Something of a problem for someone springing at high velocity (and low accuracy) into a bunch of tree branches, yes, but all things considered, Augustine's only going so far as to make sure she doesn't end up with any permanent injuries to skull or spine.
"Any time now, John," he mutters, finally drawing his rapier. Just in case.
But:
Nope.
No John — unsurprising, it isn't like Alfred's even had long enough to get his attention, necessarily, much less explain what the hell is going on, or where; the girl-turned-monster, or whatever is going on with her, does indeed seem to be out as cold as he could like. Good. Well.
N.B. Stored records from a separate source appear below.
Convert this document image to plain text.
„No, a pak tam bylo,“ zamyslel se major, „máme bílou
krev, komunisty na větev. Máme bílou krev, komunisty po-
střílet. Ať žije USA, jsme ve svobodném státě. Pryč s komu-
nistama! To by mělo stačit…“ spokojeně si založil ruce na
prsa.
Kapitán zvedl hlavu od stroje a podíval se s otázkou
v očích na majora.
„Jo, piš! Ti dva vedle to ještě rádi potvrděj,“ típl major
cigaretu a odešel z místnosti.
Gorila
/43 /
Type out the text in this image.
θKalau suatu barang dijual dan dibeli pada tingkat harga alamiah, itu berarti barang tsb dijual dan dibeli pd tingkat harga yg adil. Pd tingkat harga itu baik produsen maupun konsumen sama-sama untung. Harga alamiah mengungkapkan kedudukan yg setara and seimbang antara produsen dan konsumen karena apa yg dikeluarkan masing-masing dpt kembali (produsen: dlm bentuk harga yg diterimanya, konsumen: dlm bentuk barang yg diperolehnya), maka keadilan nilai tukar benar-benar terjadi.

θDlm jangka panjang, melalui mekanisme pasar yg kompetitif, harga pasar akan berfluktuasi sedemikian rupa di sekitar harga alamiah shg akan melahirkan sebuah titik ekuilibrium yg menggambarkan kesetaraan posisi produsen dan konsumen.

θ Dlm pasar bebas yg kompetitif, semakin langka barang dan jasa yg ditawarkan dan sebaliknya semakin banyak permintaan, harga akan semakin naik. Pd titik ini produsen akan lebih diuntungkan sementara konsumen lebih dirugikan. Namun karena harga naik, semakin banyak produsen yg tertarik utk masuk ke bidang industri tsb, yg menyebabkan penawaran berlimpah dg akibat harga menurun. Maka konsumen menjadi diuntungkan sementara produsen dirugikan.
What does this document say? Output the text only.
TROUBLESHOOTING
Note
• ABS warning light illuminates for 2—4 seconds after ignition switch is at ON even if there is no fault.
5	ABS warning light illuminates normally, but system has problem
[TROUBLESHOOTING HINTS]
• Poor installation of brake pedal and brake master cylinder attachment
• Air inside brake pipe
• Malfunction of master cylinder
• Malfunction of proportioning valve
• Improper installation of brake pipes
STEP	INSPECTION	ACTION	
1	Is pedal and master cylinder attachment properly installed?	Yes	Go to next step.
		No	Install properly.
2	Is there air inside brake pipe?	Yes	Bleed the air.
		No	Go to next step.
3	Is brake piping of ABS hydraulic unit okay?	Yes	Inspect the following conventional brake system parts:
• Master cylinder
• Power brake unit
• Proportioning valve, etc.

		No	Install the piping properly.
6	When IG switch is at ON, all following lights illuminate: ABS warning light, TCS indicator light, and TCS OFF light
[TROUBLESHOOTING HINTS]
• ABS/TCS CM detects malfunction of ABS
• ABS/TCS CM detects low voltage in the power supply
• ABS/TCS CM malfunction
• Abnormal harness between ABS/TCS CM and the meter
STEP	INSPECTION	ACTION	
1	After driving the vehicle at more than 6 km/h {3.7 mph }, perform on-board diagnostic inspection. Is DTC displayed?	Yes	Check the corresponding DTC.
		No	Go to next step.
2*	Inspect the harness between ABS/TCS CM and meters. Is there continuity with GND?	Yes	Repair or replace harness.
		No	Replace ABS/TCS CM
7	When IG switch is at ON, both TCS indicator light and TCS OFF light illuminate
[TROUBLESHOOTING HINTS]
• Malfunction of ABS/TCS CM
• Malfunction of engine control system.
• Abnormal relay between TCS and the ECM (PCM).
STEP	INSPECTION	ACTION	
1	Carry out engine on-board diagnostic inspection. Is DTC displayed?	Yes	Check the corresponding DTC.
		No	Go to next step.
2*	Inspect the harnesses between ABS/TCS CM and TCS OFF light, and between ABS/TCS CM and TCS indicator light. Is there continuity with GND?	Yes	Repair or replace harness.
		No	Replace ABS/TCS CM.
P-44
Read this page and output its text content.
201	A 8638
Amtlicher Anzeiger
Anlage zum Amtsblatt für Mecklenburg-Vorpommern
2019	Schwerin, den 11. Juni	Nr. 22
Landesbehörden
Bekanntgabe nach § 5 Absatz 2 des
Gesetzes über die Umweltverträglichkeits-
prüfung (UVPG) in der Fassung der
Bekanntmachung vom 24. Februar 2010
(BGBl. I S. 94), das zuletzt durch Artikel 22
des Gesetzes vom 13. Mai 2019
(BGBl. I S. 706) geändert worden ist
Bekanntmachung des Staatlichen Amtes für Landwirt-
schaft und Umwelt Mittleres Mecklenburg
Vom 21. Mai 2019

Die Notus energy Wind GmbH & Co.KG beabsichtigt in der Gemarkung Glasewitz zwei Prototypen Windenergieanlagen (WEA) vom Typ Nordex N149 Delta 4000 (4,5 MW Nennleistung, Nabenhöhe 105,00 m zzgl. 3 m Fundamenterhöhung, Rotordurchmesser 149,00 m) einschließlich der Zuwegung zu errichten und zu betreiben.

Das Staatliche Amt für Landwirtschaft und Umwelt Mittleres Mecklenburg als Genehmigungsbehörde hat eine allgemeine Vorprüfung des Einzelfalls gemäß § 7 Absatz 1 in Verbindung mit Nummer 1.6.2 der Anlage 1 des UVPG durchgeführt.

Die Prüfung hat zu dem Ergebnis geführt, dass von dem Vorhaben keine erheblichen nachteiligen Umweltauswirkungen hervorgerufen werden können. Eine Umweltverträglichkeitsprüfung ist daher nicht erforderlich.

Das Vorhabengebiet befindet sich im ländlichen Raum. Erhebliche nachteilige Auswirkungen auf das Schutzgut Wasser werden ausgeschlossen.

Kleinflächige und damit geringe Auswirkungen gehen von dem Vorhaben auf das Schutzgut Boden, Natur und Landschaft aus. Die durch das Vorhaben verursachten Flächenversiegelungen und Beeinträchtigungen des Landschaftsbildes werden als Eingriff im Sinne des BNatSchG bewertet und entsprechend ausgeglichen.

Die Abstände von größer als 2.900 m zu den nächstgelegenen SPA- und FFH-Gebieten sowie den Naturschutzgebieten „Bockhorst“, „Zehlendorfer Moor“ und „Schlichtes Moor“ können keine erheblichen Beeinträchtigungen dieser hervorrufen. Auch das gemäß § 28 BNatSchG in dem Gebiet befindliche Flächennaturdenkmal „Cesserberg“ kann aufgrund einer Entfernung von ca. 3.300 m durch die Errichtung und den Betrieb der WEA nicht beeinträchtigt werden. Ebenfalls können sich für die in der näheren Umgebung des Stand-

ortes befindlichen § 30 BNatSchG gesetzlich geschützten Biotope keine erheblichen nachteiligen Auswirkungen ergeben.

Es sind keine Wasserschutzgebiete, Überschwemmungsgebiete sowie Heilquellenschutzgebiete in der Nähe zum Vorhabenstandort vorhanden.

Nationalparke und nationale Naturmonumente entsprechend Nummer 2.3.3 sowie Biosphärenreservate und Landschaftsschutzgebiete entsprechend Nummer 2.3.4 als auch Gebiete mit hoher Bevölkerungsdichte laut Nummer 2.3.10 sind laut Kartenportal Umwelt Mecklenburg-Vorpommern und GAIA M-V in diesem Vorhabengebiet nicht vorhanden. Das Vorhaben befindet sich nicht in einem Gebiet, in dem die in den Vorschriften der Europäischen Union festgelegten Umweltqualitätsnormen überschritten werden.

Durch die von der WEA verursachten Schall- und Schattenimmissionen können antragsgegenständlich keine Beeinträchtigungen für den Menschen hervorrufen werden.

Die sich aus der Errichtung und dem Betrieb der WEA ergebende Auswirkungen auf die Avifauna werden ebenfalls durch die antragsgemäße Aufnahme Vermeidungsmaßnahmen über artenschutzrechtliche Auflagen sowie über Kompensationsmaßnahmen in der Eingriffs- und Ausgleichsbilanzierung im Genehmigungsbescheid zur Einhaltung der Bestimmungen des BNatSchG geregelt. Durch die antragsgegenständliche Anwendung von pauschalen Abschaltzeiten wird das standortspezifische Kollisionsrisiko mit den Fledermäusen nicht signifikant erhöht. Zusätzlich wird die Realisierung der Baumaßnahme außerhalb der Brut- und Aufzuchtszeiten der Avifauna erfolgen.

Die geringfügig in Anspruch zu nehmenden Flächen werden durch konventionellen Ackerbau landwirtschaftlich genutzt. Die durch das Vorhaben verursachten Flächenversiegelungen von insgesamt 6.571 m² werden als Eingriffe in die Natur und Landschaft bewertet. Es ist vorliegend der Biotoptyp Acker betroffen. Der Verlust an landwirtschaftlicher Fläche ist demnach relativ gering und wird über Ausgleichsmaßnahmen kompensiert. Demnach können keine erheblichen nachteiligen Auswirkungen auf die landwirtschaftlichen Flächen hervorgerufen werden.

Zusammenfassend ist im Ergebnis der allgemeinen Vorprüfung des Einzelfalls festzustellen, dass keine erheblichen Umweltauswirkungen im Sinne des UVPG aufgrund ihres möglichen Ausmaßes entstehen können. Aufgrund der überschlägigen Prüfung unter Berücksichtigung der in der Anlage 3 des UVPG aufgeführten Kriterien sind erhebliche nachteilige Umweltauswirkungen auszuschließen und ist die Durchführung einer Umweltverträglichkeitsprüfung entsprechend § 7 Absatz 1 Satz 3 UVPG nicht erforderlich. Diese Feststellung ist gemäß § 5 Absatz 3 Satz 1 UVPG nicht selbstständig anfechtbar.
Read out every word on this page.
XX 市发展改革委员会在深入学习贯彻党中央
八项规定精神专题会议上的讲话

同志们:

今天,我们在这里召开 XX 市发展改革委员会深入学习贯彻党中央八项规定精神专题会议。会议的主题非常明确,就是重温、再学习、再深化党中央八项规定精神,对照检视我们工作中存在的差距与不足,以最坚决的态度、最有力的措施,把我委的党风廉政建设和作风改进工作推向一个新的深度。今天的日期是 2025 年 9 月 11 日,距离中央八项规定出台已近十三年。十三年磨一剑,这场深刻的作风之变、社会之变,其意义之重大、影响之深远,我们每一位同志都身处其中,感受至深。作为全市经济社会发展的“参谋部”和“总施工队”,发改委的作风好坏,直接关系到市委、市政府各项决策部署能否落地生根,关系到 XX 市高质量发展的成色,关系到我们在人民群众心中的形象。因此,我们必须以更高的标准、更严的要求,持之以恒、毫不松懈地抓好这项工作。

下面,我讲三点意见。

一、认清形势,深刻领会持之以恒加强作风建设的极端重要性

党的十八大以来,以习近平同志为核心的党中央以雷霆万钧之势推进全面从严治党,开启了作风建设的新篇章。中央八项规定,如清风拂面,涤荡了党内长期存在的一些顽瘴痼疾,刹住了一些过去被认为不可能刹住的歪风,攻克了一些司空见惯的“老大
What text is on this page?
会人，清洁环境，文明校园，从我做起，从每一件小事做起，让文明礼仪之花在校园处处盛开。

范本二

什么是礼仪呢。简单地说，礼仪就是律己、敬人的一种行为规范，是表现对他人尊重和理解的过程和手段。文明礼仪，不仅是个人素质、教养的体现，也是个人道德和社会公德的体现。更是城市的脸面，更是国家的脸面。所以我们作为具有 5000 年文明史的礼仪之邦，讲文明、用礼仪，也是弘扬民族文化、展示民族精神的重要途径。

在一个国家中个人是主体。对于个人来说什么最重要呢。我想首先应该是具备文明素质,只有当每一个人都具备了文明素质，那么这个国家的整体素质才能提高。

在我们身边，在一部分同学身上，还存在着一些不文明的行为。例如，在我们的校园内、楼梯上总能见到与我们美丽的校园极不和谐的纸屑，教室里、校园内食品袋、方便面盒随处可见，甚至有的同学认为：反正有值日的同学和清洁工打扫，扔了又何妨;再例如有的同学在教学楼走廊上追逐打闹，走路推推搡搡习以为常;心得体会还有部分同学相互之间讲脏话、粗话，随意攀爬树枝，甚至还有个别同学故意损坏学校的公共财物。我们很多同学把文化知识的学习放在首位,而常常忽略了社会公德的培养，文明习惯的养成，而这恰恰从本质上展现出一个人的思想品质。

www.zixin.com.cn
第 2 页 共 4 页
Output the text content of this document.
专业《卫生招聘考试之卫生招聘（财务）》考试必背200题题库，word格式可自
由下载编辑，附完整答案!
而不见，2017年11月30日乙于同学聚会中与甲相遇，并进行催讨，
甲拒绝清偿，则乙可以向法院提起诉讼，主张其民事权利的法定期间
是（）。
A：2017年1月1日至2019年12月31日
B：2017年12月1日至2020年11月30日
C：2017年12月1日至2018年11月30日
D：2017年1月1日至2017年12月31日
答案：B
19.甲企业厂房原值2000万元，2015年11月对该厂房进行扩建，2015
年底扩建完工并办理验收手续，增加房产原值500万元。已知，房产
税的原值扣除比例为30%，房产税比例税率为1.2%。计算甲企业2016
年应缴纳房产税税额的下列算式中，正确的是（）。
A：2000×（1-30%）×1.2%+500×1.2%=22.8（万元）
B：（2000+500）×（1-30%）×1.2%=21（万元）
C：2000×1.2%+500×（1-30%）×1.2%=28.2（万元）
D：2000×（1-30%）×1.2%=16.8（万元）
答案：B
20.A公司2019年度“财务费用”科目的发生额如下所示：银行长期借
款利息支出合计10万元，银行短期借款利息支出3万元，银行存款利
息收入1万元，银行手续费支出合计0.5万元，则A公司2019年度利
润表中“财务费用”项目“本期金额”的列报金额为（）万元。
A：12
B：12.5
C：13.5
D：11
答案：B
Probably he can actually sheathe his rapier again after all, then; he does, too cautious about the claws and fangs and rotten-flower scent of that vile blood on her neck to feel foolish about it.
He turns his attention to the Beast that had had her attention, and — it's still dressed in a scrap of tunic, only moderately bloodstained, and some of that blood even seems to be human, to his senses. Easy enough for him to dissolve it into its constituent atoms, accelerating entropy in every Beasthood-infected cell, until there's nothing but powdered ash (and if this still adds to the blood pollution endemic around all of Trench, well, he can't tell, and wonders if maybe it doesn't, if nothing liquid spills into the earth) and dust and a scrap of, well, less-stained tunic.
Given that he promptly wraps it around her neck and head and arms, the better to contain her if necessary and keep any of her Vileblood from damaging his clothing — or him — well, the fact it's only less stained and not unstained might be incredibly gross, if she does wake up while still swaddled in it.
Then again, given the rest of the hog-tying and hoisting-over-his-shoulder to haul her back to God, maybe waking up in someone else's nasty shirt is the least of her concerns.
«What? Oh! There you are, just ahead — we're almost to you,» Alfred tells him, somewhere between fretful and relieved (and maybe a little bit horrified that he wasn't there, to protect Augustine, when she sprang at him).